Сердце летело впереди хозяйки, с громким хрустом ломая ребра, пока та бежала до конюшни, вскакивала на взмыленного после долгой прогонки жеребца, хватаясь за мягкий недоуздок. Не чуялось, что без седла чрезмерно напрягается тело, а она норовит соскользнуть, не слышались громкие окрики мужиков, бросившихся наперерез взвив – шейся свечой лошади.

Все едино.
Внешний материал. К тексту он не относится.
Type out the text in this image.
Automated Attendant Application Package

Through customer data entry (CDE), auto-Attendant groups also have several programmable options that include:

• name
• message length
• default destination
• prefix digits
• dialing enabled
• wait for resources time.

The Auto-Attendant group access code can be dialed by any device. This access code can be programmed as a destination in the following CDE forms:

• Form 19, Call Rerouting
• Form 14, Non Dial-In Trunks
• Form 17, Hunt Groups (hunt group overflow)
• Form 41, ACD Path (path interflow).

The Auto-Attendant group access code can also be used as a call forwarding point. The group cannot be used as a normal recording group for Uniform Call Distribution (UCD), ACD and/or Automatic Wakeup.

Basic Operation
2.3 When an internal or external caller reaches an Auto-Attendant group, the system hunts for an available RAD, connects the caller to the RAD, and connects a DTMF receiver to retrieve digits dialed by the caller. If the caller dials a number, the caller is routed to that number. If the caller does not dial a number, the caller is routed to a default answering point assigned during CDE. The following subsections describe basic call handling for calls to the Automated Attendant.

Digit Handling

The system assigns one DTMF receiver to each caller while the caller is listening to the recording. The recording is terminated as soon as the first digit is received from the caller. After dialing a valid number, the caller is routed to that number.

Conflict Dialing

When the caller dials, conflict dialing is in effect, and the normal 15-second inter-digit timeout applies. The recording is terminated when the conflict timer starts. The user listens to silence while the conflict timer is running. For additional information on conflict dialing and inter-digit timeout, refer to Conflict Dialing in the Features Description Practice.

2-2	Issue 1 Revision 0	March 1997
Весь мир померкнет, выцветет и осыпется к ногам, если в нем больше не будет ее Грия.

И Варвара понеслась вперед.

Шумно и мощно ходили под ней взмыленные бока скакуна, свистел в ушах ветер, пока Варвара неслась по бескрайнему полю вперед.

Она не сумеет успеть до начала дуэли, если отправится по широкой дуге дороги – Глинка свернула к ряду полей и цепи редких пролесков. Нужно ехать напрямик. Быстрее, быстрее, стремясь обогнать уходящее солнце, пока пульс тонкой нитью бился в ушах, отдавал горьким привкусом крови на языке. С губ жеребца срывалась пена, а с ее глаз – злые слезы.

Где была голова Саломута, когда тот направился в поместье Брусиловых? Чем застлало разум, разве не видел он, каков Самуил, еще на кладбище? О чем еще с ним речи вести, как он допустил подобное?

Мимо, смазываясь в сплошное блеклое пятно, пролетели земли барского рода Глинка, начался лес. Оставалось совсем немного: миновать тонкий пролесок и взобраться на холм, с которого петля реки опускалась дальше по землям. Именно там возвышался особняк военных, особняк жестоких, непримиримых убийц. Пятки все сильнее били по бокам замедляющегося коня, ветви склонившихся деревьев рвали волосы, царапали щеки. Пальцы скользили по влажной от пота гриве, когда мир пошатнулся. Секунда, в которую она не успела уследить за происходящим.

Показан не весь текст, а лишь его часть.